Academic Integrity Policies

Read this Carefully

Collaboration among Students

Duty to Protect One’s Work

Students are responsible for proactively protecting their work from copying and misuse by other students. If a student’s work is copied by another student, the original author is also considered to be at fault and in violation of the course policies. It does not matter whether the author allowed the work to be copied or was merely negligent in preventing it from being copied. When overlapping work is submitted by different students, both students will be punished.

To protect future students, do not post your solutions publicly, neither during the course nor afterwards.

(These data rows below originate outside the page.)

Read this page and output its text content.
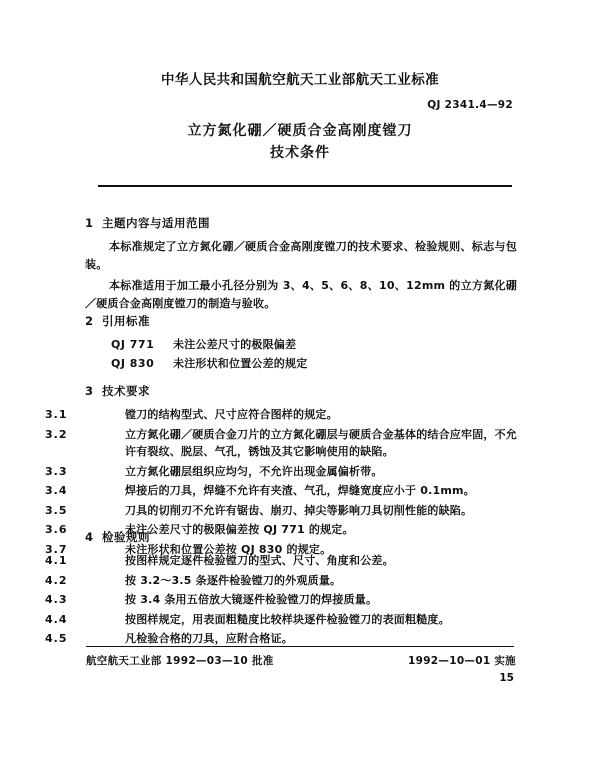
中华人民共和国航空航天工业部航天工业标准
QJ 2341.4—92
立方氮化硼／硬质合金高刚度镗刀
技术条件
1 主题内容与适用范围

本标准规定了立方氮化硼／硬质合金高刚度镗刀的技术要求、检验规则、标志与包装。

本标准适用于加工最小孔径分别为 3、4、5、6、8、10、12mm 的立方氮化硼／硬质合金高刚度镗刀的制造与验收。

2 引用标准

QJ 771 未注公差尺寸的极限偏差

QJ 830 未注形状和位置公差的规定

3 技术要求

3.1	镗刀的结构型式、尺寸应符合图样的规定。

3.2	立方氮化硼／硬质合金刀片的立方氮化硼层与硬质合金基体的结合应牢固，不允许有裂纹、脱层、气孔，锈蚀及其它影响使用的缺陷。

3.3	立方氮化硼层组织应均匀，不允许出现金属偏析带。

3.4	焊接后的刀具，焊缝不允许有夹渣、气孔，焊缝宽度应小于 0.1mm。

3.5	刀具的切削刃不允许有锯齿、崩刃、掉尖等影响刀具切削性能的缺陷。

3.6	未注公差尺寸的极限偏差按 QJ 771 的规定。

3.7	未注形状和位置公差按 QJ 830 的规定。

4 检验规则

4.1	按图样规定逐件检验镗刀的型式、尺寸、角度和公差。

4.2	按 3.2～3.5 条逐件检验镗刀的外观质量。

4.3	按 3.4 条用五倍放大镜逐件检验镗刀的焊接质量。

4.4	按图样规定，用表面粗糙度比较样块逐件检验镗刀的表面粗糙度。

4.5	凡检验合格的刀具，应附合格证。

航空航天工业部 1992—03—10 批准	1992—10—01 实施
15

Penalties for Violations of Course Policies

All violations (even first one) of course policies will always be reported to the university authorities (your Department Head, Associate Dean, Dean of Student Affairs, etc.) as an official Academic Integrity Violation and will carry severe penalties.
  1. The penalty for the first violation is a one-and-a-half letter grade reduction. For example, if your final letter grade for the course was to be an A-, it would become a C+.
  2. The penalty for the second violation is failure in the course, and can even lead to dismissal from the university.